In an Oct. 7 letter notifying Sargent of his suspension, Hancock County Sheriff William Clark reminded the deputy that rules require officers to operate their cruisers “safely and properly in full compliance with all traffic laws.”

“Your operation on this date violates this general order,” Clark wrote. “Although accidents are often unavoidable, especially car/deer accidents, had you been operating your cruiser at a reasonable speed, you may have been able to avoid striking the deer and, if not, at least the damage could have been minimized.”

Sargent was suspended without compensation for one day in late October. Clark also informed the deputy that as a result of the incident he would not receive a new patrol car for one budget year. The new cruiser being purchased by the county will be given to another officer at the department.

It does not appear that Sargent was immediately charged with any violations. In correspondence sent to the BDN on Friday morning, Clark declined to comment further on the incident. He could not be reached Friday afternoon.

Sargent apparently made no attempt to hide his speed from his superiors, however.

Sargent told Lt. Tim Cote before the supervising officer’s arrival at the accident scene that he “had probably been going faster than he should have been,” according to a memo that Cote filed on the incident. Soon thereafter, while Cote was taking Sargent to the hospital for treatment, Sargent told him that his on-board camera placed his speed at 92 mph when he struck the deer.

“I asked Deputy Sargent why he had been going at that rate of speed and he stated that there was no excuse and he was not going to try to make one up,” Cote wrote.

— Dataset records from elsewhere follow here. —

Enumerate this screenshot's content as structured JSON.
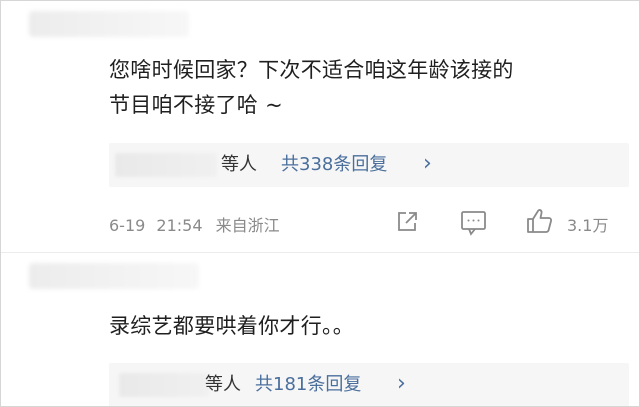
{
  "comments": [
    {
      "text_line1": "您啥时候回家？下次不适合咱这年龄该接的",
      "text_line2": "节目咱不接了哈 ~",
      "reply_names_suffix": "等人",
      "reply_count": "共338条回复",
      "reply_chevron": "›",
      "date": "6-19",
      "time": "21:54",
      "location": "来自浙江",
      "likes": "3.1万"
    },
    {
      "text_line1": "录综艺都要哄着你才行。。",
      "reply_names_suffix": "等人",
      "reply_count": "共181条回复",
      "reply_chevron": "›"
    }
  ],
  "icons": {
    "share": "share-icon",
    "comment": "comment-icon",
    "like": "thumbs-up-icon",
    "chevron": "chevron-right-icon"
  },
  "colors": {
    "link": "#4a6f9c",
    "meta": "#8a8a8a",
    "text": "#1f1f1f",
    "reply_bg": "#f6f6f6"
  }
}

On Tuesday, the Hancock County commissioners voted to replace the damaged cruiser after receiving a briefing from the Sheriff’s Department. Commissioner Steven Joy declined to comment on the crash, saying that the commissioners’ purview dealt with what to do with the car.

“The decision we had to make was whether a vehicle with 100,000 miles on it should be repaired or should we take that money and purchase a new one,” Joy said.